研究課題
我々はin vitroにおいて、ラットの胎生海馬ニューロンの軸索を切断すると軸索新生が起こる現象を観察した。この研究の動機は、胸髄損傷した後に頚髄の皮質脊髄路から灰白質に向かって分枝が発芽する組織像を観察したことから、これに似た現象をin vitroでも再現できないかと考えたことにある。事実、我々はin vitroで3日間培養し極性を獲得した海馬ニューロンの軸索を切断したところ新しい神経突起が神経細胞体から発芽し伸長することをtime-lapse顕微鏡下にて観察した。新生神経突起は軸索マーカーのTau-1ポジティブとなる一方、切断された軸索はTau-1の発現が弱くなった。これらのニューロンにP50を強制発現させてdynein-dynactin複合体の形成を阻害すると、新生軸索が出来るまで時間が長くかかるようになった。このことから、逆行性軸索輸送が軸索新生に関わっていることを示唆される。さらに軸索切断1時間後にimportinβが切断部位より近位側で発現上昇しているのが観察された。しかも、この発現上昇はCHXによって蛋白質合成をブロックすると完全に抑えられるのに対して、AMDによって転写をブロックしても完全には抑えられなかった。

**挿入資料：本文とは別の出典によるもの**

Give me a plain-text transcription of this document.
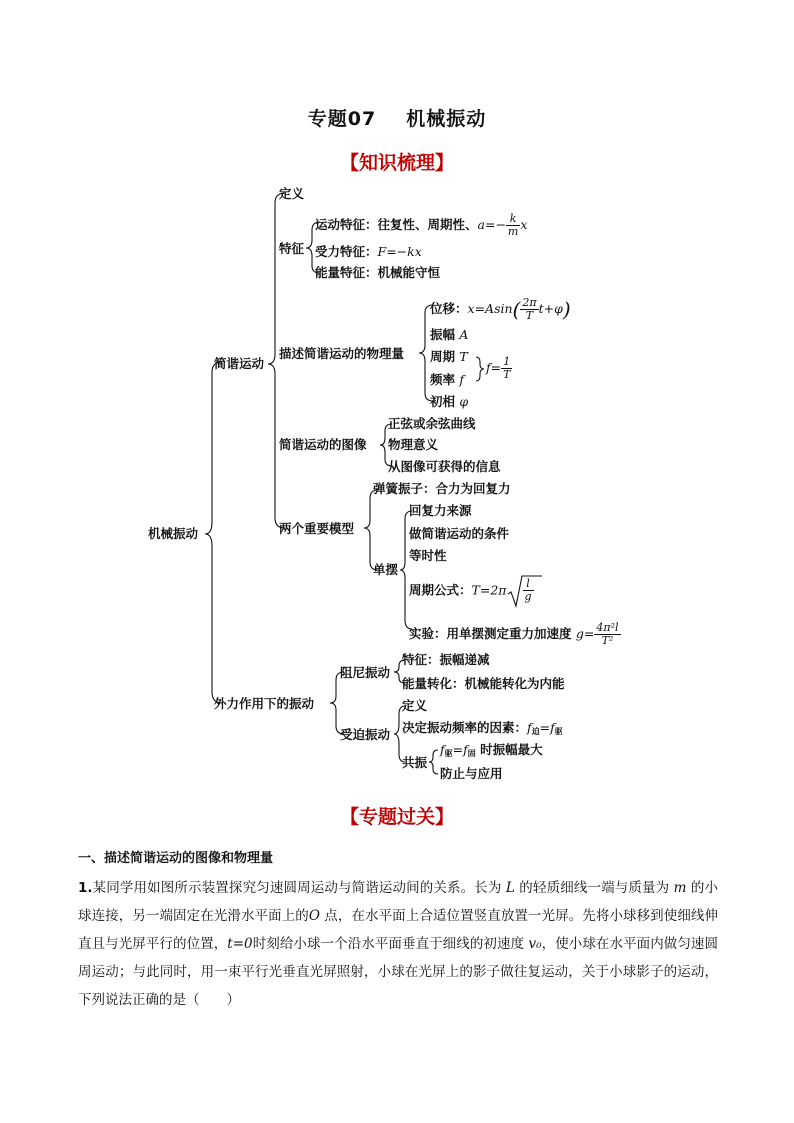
专题07 机械振动
【知识梳理】
机械振动
简谐运动
定义
特征
运动特征：往复性、周期性、$a=- \frac{k}{m}$ x
受力特征：F=−kx
能量特征：机械能守恒
描述简谐运动的物理量
位移：$x=Asin( \frac{2\pi}{T} t+\varphi)$
振幅 A
周期 T
频率 f
$f= \frac{1}{T}$
初相 φ
简谐运动的图像
正弦或余弦曲线
物理意义
从图像可获得的信息
两个重要模型
弹簧振子：合力为回复力
单摆
回复力来源
做简谐运动的条件
等时性
周期公式：$T=2\pi \frac{l}{g}$
实验：用单摆测定重力加速度 $g= \frac{\text{4π²l}}{\text{T²}}$
外力作用下的振动
阻尼振动
特征：振幅递减
能量转化：机械能转化为内能
受迫振动
定义
决定振动频率的因素：$f_迫=f_驱$
共振
$f_驱=f_固$ 时振幅最大
防止与应用
【专题过关】
一、描述简谐运动的图像和物理量
1.某同学用如图所示装置探究匀速圆周运动与简谐运动间的关系。长为 L 的轻质细线一端与质量为 m 的小球连接，另一端固定在光滑水平面上的O 点，在水平面上合适位置竖直放置一光屏。先将小球移到使细线伸直且与光屏平行的位置，t=0时刻给小球一个沿水平面垂直于细线的初速度 v₀，使小球在水平面内做匀速圆周运动；与此同时，用一束平行光垂直光屏照射，小球在光屏上的影子做往复运动，关于小球影子的运动，下列说法正确的是（　　）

よって、importinβは損傷部位で局所翻訳されることが示唆された。さらにimportinβと逆行性輸送蛋白質のdyneinとの複合体が軸索切断1時間後に増加していることがco-IP法によって確かめられた。以上の結果から、海馬ニューロンでは、軸索が切断されると「軸索が損傷を受けた」という情報を担うimportinβが損傷部位から逆行性軸索輸送機構に乗って細胞体まで運ばれ、新たな神経突起新生につながっていることが示唆された。
24年度が最終年度であるため、記入しない。